Solar panel installation
Solar panel installation. (Photo: elenathewise/DepositPhotos)

In some areas in the Netherlands the power grid is struggling to cope with the large number of new solar panels installed over the past few years, various Dutch newspapers report.

According to the Telegraaf, there is talk of "traffic jams" on the grid. In parts of Groningen, Drenthe and Overijssel, network operators Enexis and Tennet have to say "no" to the initiators of new large-scale projects, the Volkskrant and Financieele Dagblad report. According to FD, a lack of power cables is even standing in the way of the switch to green energy.

These problems don't affect individuals much, as they can't be refused if they apply to install solar panels on their home. But large-scale consumers and suppliers can be told no, which means that the dreams of investors who want to build solar parks on farmland and the green ambitions of football clubs are being shattered, the newspapers write. 
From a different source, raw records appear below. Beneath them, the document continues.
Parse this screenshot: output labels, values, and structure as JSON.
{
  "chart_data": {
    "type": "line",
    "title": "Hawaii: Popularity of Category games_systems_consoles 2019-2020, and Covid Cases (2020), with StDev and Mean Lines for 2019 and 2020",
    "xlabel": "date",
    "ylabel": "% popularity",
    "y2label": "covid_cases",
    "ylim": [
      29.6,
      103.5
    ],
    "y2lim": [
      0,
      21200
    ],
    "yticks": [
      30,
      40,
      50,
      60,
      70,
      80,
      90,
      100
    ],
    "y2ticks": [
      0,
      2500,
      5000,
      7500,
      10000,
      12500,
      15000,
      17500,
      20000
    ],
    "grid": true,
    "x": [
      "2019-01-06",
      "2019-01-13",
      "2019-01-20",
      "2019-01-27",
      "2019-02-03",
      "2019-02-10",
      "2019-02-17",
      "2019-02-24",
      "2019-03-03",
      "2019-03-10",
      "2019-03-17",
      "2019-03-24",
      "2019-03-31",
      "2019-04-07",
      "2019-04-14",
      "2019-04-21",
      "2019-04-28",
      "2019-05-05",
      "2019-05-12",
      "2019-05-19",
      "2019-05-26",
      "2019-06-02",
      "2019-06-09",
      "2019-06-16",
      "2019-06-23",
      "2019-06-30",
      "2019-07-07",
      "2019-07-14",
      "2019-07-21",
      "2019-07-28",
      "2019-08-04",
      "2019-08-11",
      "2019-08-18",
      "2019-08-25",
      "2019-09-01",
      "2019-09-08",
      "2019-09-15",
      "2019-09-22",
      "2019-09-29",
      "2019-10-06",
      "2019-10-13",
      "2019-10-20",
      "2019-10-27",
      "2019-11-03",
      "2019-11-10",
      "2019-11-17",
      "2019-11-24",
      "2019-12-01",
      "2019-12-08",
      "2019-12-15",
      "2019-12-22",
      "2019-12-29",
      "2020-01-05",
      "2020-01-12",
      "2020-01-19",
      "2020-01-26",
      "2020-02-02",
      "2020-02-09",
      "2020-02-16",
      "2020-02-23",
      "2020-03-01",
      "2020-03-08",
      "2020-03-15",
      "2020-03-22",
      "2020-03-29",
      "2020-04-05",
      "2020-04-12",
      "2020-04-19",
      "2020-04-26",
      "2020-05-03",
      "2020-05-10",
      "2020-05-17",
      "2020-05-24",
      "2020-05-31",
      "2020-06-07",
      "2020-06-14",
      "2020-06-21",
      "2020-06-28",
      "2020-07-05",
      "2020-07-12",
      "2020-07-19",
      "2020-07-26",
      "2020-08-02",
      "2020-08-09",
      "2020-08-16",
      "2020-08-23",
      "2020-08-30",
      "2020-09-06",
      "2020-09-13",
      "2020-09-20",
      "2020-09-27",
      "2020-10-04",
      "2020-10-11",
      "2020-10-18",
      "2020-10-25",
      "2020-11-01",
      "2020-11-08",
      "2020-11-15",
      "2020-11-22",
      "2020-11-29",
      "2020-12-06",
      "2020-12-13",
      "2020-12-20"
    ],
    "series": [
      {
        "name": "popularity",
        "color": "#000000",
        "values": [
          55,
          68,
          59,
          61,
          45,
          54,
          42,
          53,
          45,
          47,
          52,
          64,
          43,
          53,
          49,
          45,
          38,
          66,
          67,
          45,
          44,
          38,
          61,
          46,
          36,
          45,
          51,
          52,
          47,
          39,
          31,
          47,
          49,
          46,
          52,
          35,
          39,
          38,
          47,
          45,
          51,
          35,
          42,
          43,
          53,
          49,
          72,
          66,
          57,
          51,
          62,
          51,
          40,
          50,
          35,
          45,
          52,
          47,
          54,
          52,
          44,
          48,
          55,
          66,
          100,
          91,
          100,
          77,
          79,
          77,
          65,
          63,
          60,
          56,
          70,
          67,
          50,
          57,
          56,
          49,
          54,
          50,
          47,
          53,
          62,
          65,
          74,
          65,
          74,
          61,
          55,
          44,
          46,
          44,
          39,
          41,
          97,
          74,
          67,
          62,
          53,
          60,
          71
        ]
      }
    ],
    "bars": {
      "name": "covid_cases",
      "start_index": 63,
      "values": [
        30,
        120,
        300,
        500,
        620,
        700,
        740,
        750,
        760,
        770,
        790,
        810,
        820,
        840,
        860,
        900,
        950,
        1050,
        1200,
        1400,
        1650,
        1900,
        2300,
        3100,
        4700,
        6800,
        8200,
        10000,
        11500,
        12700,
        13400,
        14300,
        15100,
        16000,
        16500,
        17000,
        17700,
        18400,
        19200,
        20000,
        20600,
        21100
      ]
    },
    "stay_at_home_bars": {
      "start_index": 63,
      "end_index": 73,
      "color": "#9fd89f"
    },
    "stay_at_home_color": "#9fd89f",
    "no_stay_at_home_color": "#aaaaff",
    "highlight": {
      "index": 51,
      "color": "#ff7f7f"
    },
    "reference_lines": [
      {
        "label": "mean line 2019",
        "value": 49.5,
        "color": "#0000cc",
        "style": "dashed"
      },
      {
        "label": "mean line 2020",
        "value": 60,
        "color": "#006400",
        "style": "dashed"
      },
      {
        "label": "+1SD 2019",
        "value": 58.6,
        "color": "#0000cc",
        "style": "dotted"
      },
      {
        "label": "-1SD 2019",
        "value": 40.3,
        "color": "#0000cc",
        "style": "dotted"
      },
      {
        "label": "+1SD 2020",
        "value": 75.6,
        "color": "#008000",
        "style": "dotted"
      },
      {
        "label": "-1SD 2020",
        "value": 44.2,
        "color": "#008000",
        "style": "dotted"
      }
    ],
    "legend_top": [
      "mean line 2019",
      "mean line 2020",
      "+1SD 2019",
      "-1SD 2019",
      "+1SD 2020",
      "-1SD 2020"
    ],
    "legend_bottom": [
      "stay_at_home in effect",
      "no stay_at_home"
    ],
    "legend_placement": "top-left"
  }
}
The north and east of the country in particular are facing problems, because the land there is the cheapest and so desirable for investors, but these areas have the thinnest cables in the ground. 

"Our electricity grid is not built for what we expect now", a spokesperson for network operator Liander said, according to RTL Nieuws. Expanding the grid capacity to make room for solar power will take years and cost billions of euros.